Overview
Evaluating or verifying AI solutions is technically challenging and imposes specific requirements on the application, which can vary from setting internal benchmarks to establishing safety conditions. Evaluation and verification are performed using a broad set of tools ranging from straightforward performance evaluation metrics to formal methods for the verification of safety requirements. Formal methods can also be used to evaluate requirement fulfilment and systematically discover scenarios showing that AI systems need further improvements. Alternatively, customers can receive technical assistance and advice on improving AI systems that do not meet requirements.
More about the service
• The formulation of requirements to be tested is an iterative process back and forth between RISE and the customer.• Requirement testing is mainly conducted by RISE, with feedback from the customer used to refine and reformulate requirements when needed.
• For model improvement, RISE can provide advice on how the AI system can be improved to satisfy the given requirements, followed by another round of requirement testing.
Delivery Period: The service is available throughout the year, ensuring access support when required.

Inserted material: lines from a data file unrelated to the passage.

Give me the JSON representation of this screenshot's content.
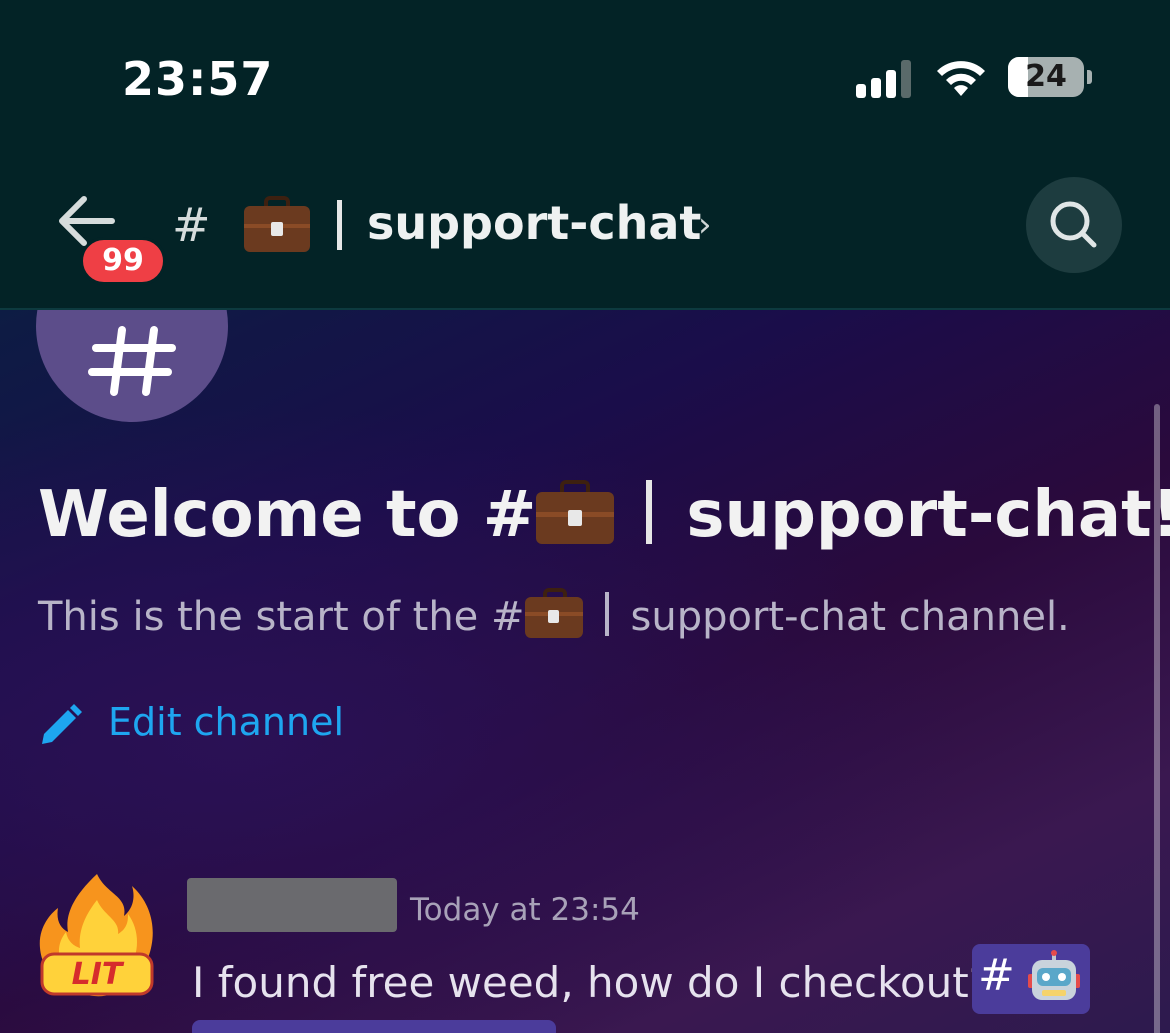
{
  "status_bar": {
    "time": "23:57",
    "battery": "24"
  },
  "header": {
    "unread_badge": "99",
    "hash": "#",
    "channel_name": "support-chat",
    "chevron": "›",
    "search_icon": "search-icon",
    "back_icon": "arrow-left-icon"
  },
  "channel_intro": {
    "hash_glyph": "#",
    "welcome_prefix": "Welcome to #",
    "welcome_suffix": "support-chat!",
    "subtitle_prefix": "This is the start of the #",
    "subtitle_suffix": "support-chat channel.",
    "edit_label": "Edit channel"
  },
  "message": {
    "avatar_text": "LIT",
    "timestamp": "Today at 23:54",
    "text": "I found free weed, how do I checkout?",
    "mention_hash": "#"
  },
  "colors": {
    "header_bg": "#032326",
    "badge": "#ef3f45",
    "link": "#1ea6f0",
    "mention_bg": "#4b3c9b"
  }
}
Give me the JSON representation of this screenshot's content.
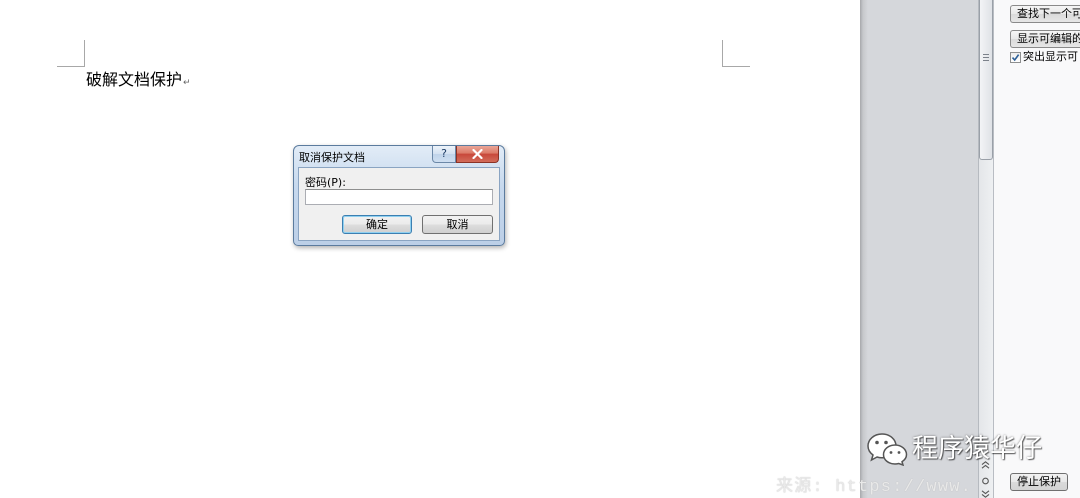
{
  "document": {
    "text": "破解文档保护",
    "paragraph_mark": "↵"
  },
  "dialog": {
    "title": "取消保护文档",
    "help_glyph": "?",
    "password_label": "密码(P):",
    "password_value": "",
    "ok_label": "确定",
    "cancel_label": "取消"
  },
  "task_pane": {
    "find_next_label": "查找下一个可",
    "show_all_label": "显示可编辑的",
    "highlight_label": "突出显示可",
    "highlight_checked": true,
    "stop_protection_label": "停止保护"
  },
  "watermark": {
    "brand_text": "程序猿华仔",
    "source_text": "来源: https://www."
  },
  "icons": {
    "help": "help-icon",
    "close": "close-icon",
    "paragraph_mark": "paragraph-mark-icon",
    "scroll_grip": "grip-icon",
    "prev_page": "previous-page-icon",
    "browse_object": "select-browse-object-icon",
    "next_page": "next-page-icon",
    "checkbox_check": "checkmark-icon",
    "wechat": "wechat-icon"
  },
  "colors": {
    "close_button": "#c8473a",
    "default_button_border": "#3c7fb1",
    "dialog_frame": "#c7d9ee",
    "workspace_gray": "#d5d7db",
    "watermark_text": "#ffffff"
  }
}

Duration: The service execution can span several weeks, depending on the complexity of the tests.
Location: The service can be executed remotely or on-site, depending on the customer’s preference and the nature of the testing.
Customer Requirements:
• For the provision of the service, access to the model parameters must be granted. Access to only binary or encrypted models will only be sufficient for the performance of simple testing.
• Access to relevant datasets is generally not imposed but may be necessary for evaluating specific requirements.
• A PM detailing test setup considerations must be prepared and approved before starting the tests.
• Any non-disclosure agreements must be in place before the provision of the service.
Deliverables:
• Output: A verification and evaluation report on the results will be provided. Results will also be presented in a final review meeting.